My data set has 13 variables. The dependent variable is Boolean, and all the independent variables are either integer or numeric (i.e., continuous).
data.frame': 20000 obs. of 13 variables:
$ PassFlag : Factor w/ 2 levels "0","1": 1 1 1 1 1 1 1 2 1 1
$ var1 : int 6 14 4 14 9 17 6 5 13 7 ...
$ var2 : int 34 34 35 34 34 34 35 34 34 34 ...
$ var3 : int -1 0 6 0 0 -1 0 0 0 0 ...
$ var4 : num 1096.6 403.4 162754.8 20.1 59874.1 ...
$ var5 : num 0 0.03 0.02 0.04 0.8 0.02 0.3 0.1 0.36 0.05 ...
$ var6 : int 0 0 0 0 0 0 0 0 0 0 ...
$ var7 : int 0 0 0 0 0 0 0 0 0 0 ...
$ var8 : int 0 0 0 0 0 0 0 0 0 0 ...
$ var9 : num 0.368 0.368 0.368 0.368 6.457 ...

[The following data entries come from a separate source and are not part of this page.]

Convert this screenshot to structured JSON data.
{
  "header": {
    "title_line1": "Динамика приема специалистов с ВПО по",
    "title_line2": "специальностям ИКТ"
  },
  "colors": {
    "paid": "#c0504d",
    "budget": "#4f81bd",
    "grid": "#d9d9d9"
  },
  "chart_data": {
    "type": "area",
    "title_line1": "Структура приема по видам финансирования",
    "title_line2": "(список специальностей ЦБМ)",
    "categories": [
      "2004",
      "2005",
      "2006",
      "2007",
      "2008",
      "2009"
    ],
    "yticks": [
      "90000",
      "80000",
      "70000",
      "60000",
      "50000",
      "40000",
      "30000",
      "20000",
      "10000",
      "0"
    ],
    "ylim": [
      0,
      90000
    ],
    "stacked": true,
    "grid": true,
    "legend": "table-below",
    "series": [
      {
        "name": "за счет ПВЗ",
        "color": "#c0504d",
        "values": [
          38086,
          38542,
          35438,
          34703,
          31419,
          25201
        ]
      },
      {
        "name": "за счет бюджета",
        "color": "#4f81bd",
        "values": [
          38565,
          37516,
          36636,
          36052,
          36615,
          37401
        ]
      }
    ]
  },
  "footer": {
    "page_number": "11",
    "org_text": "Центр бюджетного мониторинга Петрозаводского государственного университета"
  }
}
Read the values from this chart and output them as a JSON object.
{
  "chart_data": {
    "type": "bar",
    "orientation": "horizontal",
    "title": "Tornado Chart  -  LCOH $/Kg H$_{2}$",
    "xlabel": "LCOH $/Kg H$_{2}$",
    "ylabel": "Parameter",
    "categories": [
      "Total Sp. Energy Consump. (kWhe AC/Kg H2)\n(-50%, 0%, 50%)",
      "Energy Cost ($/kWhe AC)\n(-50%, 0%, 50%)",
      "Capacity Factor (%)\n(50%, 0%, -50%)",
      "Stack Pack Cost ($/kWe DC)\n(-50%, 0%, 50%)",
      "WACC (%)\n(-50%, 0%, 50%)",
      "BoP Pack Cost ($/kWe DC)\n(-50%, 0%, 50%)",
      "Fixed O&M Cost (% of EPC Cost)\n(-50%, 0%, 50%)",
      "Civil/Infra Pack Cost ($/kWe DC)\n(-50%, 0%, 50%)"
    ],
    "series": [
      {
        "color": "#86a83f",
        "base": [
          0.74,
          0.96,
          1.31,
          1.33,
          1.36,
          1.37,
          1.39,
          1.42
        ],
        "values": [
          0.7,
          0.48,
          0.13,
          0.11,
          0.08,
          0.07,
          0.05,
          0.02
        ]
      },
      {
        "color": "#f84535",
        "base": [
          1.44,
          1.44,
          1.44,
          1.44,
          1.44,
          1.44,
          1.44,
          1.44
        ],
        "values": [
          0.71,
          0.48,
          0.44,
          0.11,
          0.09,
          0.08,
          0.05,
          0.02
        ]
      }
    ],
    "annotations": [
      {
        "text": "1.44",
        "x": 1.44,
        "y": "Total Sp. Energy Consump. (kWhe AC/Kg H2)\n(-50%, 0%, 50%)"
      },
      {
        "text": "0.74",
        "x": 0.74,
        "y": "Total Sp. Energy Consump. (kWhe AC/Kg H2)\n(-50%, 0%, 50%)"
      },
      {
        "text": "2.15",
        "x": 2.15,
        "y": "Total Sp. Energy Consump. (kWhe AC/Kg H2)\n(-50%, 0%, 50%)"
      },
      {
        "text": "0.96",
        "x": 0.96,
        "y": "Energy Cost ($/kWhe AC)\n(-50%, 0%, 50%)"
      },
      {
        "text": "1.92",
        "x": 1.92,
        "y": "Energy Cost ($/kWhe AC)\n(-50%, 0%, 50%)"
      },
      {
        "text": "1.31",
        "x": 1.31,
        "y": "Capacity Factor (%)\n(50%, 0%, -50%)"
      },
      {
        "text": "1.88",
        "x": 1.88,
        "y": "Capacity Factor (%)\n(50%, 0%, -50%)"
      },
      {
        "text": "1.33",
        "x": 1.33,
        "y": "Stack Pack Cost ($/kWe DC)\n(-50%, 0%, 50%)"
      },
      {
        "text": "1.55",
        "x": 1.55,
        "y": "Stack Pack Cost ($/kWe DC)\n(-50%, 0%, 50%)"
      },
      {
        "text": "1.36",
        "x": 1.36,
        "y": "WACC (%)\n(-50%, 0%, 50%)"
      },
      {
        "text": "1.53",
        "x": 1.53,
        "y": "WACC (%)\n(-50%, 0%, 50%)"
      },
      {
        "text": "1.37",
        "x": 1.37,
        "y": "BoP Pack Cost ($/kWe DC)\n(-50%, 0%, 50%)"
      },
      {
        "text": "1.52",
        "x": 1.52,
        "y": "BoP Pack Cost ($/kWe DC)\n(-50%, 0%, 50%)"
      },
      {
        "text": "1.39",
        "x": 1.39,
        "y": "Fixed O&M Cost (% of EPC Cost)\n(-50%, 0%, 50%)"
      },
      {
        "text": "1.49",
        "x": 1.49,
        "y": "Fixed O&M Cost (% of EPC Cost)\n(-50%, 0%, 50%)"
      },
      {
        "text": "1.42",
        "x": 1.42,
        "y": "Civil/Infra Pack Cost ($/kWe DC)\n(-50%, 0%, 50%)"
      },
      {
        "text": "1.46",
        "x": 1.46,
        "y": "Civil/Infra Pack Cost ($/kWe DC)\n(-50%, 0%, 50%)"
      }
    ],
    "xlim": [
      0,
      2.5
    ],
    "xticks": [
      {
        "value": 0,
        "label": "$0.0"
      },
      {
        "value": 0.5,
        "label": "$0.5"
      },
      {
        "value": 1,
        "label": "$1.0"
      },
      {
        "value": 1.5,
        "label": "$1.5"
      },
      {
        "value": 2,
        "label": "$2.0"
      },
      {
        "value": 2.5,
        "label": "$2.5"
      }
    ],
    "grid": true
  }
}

$ var10 : int 110 116 112 116 114 112 109 115 112 111 ...
$ var11 : int 6 6 6 6 6 6 5 5 6 6 ...
$ var12 : int 0 1 1 1 1 1 1 1 1 1 ...
There are not many unique values in them.
[1] "Unique values in PassFlag : 2"
[1] "Unique values in var1 : 23"
[1] "Unique values in var2 : 3"
[1] "Unique values in var3 : 9"
[1] "Unique values in var4 : 14"
[1] "Unique values in var5 : 68"
[1] "Unique values in var6 : 2"
[1] "Unique values in var7 : 2"
[1] "Unique values in var8 : 2"
[1] "Unique values in var9 : 3486"
[1] "Unique values in var10 : 13"
[1] "Unique values in var11 : 12"
[1] "Unique values in var12 : 3"
I am trying to predict whether a student will pass or not. I want to try Logistic Regression, Decision Trees, Random Forest, SVM and xgBoost .
Should I work with the independent variables the way they are, or convert them into factors, since some of them have very few unique values? Or should I one hot encode them? Or does it depends on the model I am choosing, and if yes, what kind of data should I use for each model mentioned?